In 1296, Castro Urdiales was appointed to defend Spain’s commercial portals. Then, at the end of the 16th century, the town experienced a temporary crisis with the rise of plagues, instances of fire and the onset of war. During this period of temporary downfall, Castro Urdiales was under the ownership of a group of judges until the end of the 19th century. The town eventually mustered to stand up on its feet and blossom again, becoming an economic player, as old mines opened again for full operation. Then on, Castro Urdiales continually strived to be progressive until finally, with the town’s natural splendor and historical relevance, it opened its doors to foreign tourists and local travelers.
The town of Castro Urdiales is widely loved for its colorful festivals all through out the year.

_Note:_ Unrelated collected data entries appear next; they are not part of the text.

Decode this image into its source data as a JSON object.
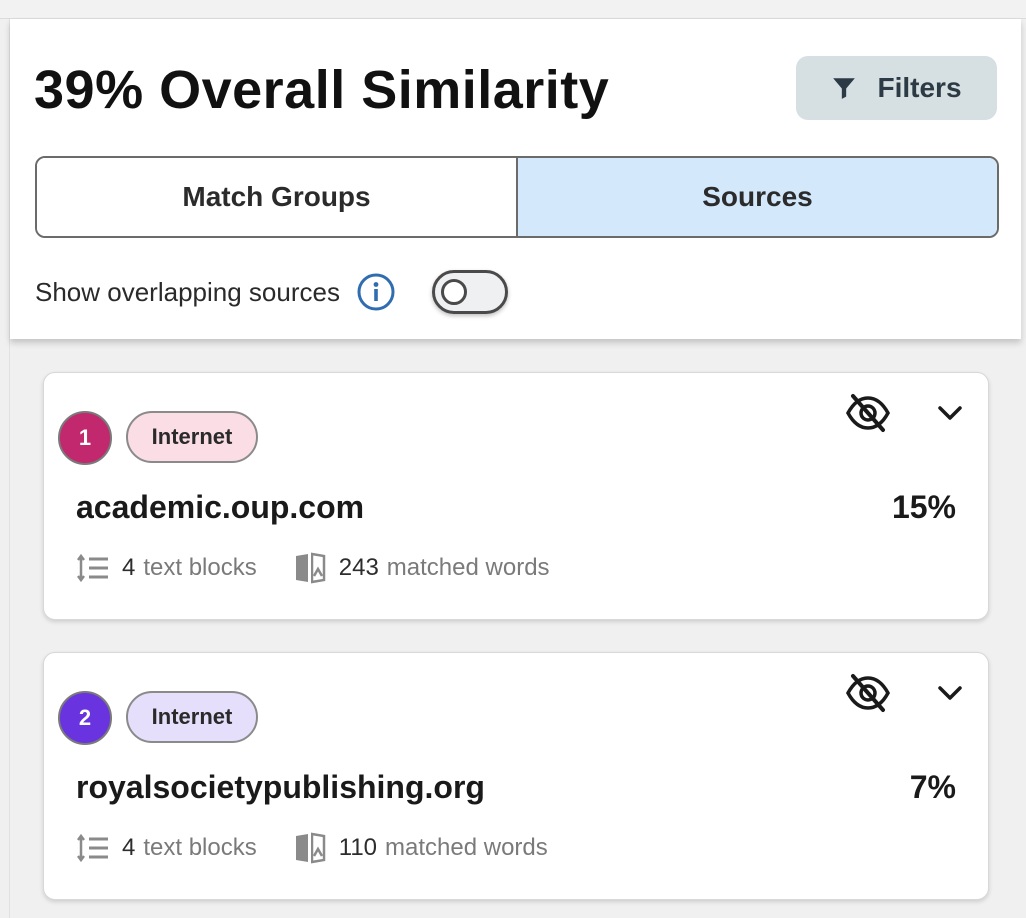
{
  "header": {
    "title": "39% Overall Similarity",
    "filters_label": "Filters"
  },
  "tabs": [
    {
      "label": "Match Groups",
      "selected": false
    },
    {
      "label": "Sources",
      "selected": true
    }
  ],
  "overlap": {
    "label": "Show overlapping sources",
    "toggle_on": false
  },
  "sources": [
    {
      "number": "1",
      "type": "Internet",
      "name": "academic.oup.com",
      "percent": "15%",
      "text_blocks_count": "4",
      "text_blocks_label": "text blocks",
      "matched_words_count": "243",
      "matched_words_label": "matched words",
      "badge_color": "#c2286d",
      "pill_color": "#fbdde6"
    },
    {
      "number": "2",
      "type": "Internet",
      "name": "royalsocietypublishing.org",
      "percent": "7%",
      "text_blocks_count": "4",
      "text_blocks_label": "text blocks",
      "matched_words_count": "110",
      "matched_words_label": "matched words",
      "badge_color": "#6a33e0",
      "pill_color": "#e6dffb"
    }
  ],
  "colors": {
    "tab_selected_bg": "#d3e8fb",
    "filters_bg": "#d6dfe2",
    "info_icon": "#2f6db0"
  }
}
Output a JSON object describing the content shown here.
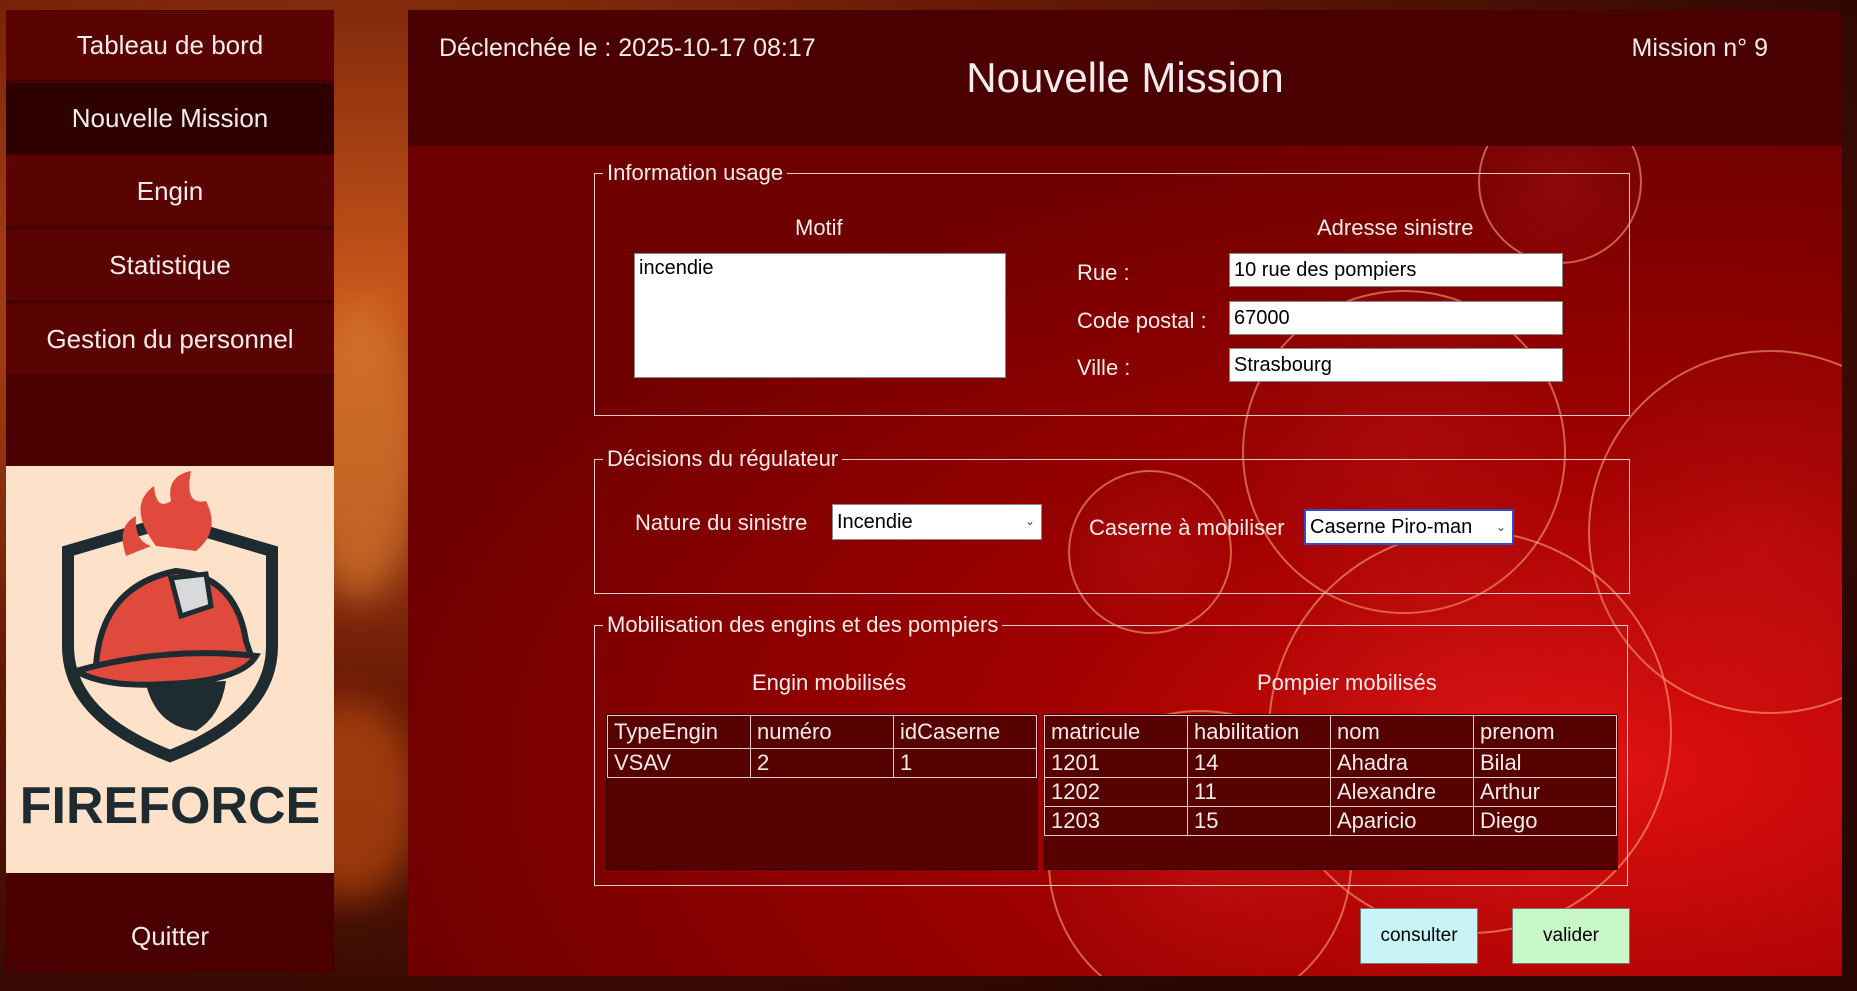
{
  "sidebar": {
    "items": [
      {
        "label": "Tableau de bord"
      },
      {
        "label": "Nouvelle Mission"
      },
      {
        "label": "Engin"
      },
      {
        "label": "Statistique"
      },
      {
        "label": "Gestion du personnel"
      }
    ],
    "active_index": 1,
    "logo_text": "FIREFORCE",
    "quit_label": "Quitter"
  },
  "header": {
    "triggered": "Déclenchée le : 2025-10-17 08:17",
    "title": "Nouvelle Mission",
    "mission_number": "Mission n° 9"
  },
  "info_usage": {
    "legend": "Information usage",
    "motif_label": "Motif",
    "motif_value": "incendie",
    "address_label": "Adresse sinistre",
    "rue_label": "Rue :",
    "rue_value": "10 rue des pompiers",
    "cp_label": "Code postal :",
    "cp_value": "67000",
    "ville_label": "Ville :",
    "ville_value": "Strasbourg"
  },
  "decisions": {
    "legend": "Décisions du régulateur",
    "nature_label": "Nature du sinistre",
    "nature_value": "Incendie",
    "caserne_label": "Caserne à mobiliser",
    "caserne_value": "Caserne Piro-man"
  },
  "mobilisation": {
    "legend": "Mobilisation des engins et des pompiers",
    "engins_title": "Engin mobilisés",
    "engins_columns": [
      "TypeEngin",
      "numéro",
      "idCaserne"
    ],
    "engins_rows": [
      [
        "VSAV",
        "2",
        "1"
      ]
    ],
    "pompiers_title": "Pompier mobilisés",
    "pompiers_columns": [
      "matricule",
      "habilitation",
      "nom",
      "prenom"
    ],
    "pompiers_rows": [
      [
        "1201",
        "14",
        "Ahadra",
        "Bilal"
      ],
      [
        "1202",
        "11",
        "Alexandre",
        "Arthur"
      ],
      [
        "1203",
        "15",
        "Aparicio",
        "Diego"
      ]
    ]
  },
  "actions": {
    "consult_label": "consulter",
    "validate_label": "valider"
  },
  "colors": {
    "sidebar_bg": "#4a0000",
    "header_bg": "#4a0000",
    "consult_bg": "#c8f4f8",
    "validate_bg": "#c8f8c8"
  }
}
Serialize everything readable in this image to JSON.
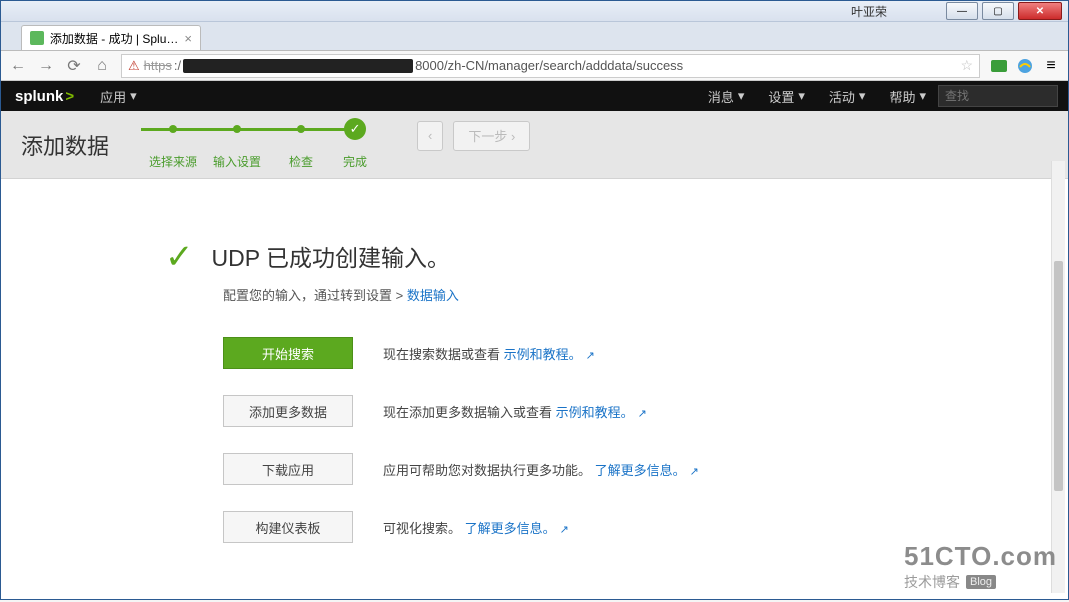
{
  "window": {
    "author": "叶亚荣"
  },
  "browser": {
    "tab_title": "添加数据 - 成功 | Splunk",
    "url_proto": "https",
    "url_suffix": "8000/zh-CN/manager/search/adddata/success"
  },
  "topnav": {
    "logo": "splunk",
    "app_menu": "应用",
    "menu_messages": "消息",
    "menu_settings": "设置",
    "menu_activity": "活动",
    "menu_help": "帮助",
    "search_placeholder": "查找"
  },
  "wizard": {
    "title": "添加数据",
    "steps": [
      "选择来源",
      "输入设置",
      "检查",
      "完成"
    ],
    "prev": "‹",
    "next": "下一步 ›"
  },
  "success": {
    "headline": "UDP 已成功创建输入。",
    "subtext_before": "配置您的输入，通过转到设置 > ",
    "subtext_link": "数据输入"
  },
  "actions": {
    "start_search": {
      "label": "开始搜索",
      "desc_before": "现在搜索数据或查看 ",
      "desc_link": "示例和教程。"
    },
    "add_more": {
      "label": "添加更多数据",
      "desc_before": "现在添加更多数据输入或查看 ",
      "desc_link": "示例和教程。"
    },
    "download_app": {
      "label": "下载应用",
      "desc_before": "应用可帮助您对数据执行更多功能。",
      "desc_link": "了解更多信息。"
    },
    "build_dashboard": {
      "label": "构建仪表板",
      "desc_before": "可视化搜索。",
      "desc_link": "了解更多信息。"
    }
  },
  "watermark": {
    "line1": "51CTO.com",
    "line2": "技术博客",
    "badge": "Blog"
  }
}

Every first Friday of July, the White Enclosure for bullfighting is a famous activity. The infusion of color and music has the small town come alive. Carrocistas and comparsas, the locales’ inventive creations, brighten up the street. The public fascinate themselves with balls of serpentines and confetti that are a common sight during the fiesta.
On Good Friday, the staging of Christ’s passion and death is one of most attended and relevant traditions in Spanish culture. The streets are transformed to the roads that Christ walked by. Tourists line up the street to join in the commemoration. Every year, the event gets better with improved costumes and more dedicated participants.
The feast of San Andres is held every November 30. The food specialty during the festival are snails and sea bream.
The feast of San Pelayo is celebrated every 26th of June. The festival is held in Castro Urdiales‘ watchtower with a bounty of refreshments, peppers and tortillas for merienda (afternoon snack). As any fiesta, good Spanish music plays in the background.
The feast of San Roque and Asuncion is one of the oldest fiestas in town. It starts with a procession of Velilas in Santa Maria church. The religious parade will then walk all through out the town. Regatas of traineras join in the fun by prominently displaying the flag of Castro Urdiales.
The feast of San Juan every June 24 is celebrated with a matching bonfire at the town’s famous watchtower. Before the festival, the Verbana is also held in the seat of the town. The soccer match of San Juan and Pasacalles are also a tourist attraction especially during summers.
The Carmen festival is a marine celebration held every 16th of July. A spectacle of colors is displayed on the beautiful Engalanadas boats merrily threading the tranquil waters of Castro Urdiales. The Virgin of Carmen is extravagantly adorned with flowers, a surely enticing sight for all tourists.
July 26th marked the feast of Santa Ana (Santa Na She). A Holy Eucharist is celebrated to commemorate the beloved saint.
Food and Drink
The lovely old quarter of Castro Urdiales, with its traditional narrow streets, is perfect for taking a stroll before delighting in the town’s local cuisine. Specialties of the local gastronomy are snails and red bream as well as canned anchovies and olive oil. The town has a booming canning industry, offering a variety of delicious eats and you are not to leave the place without giving them a try!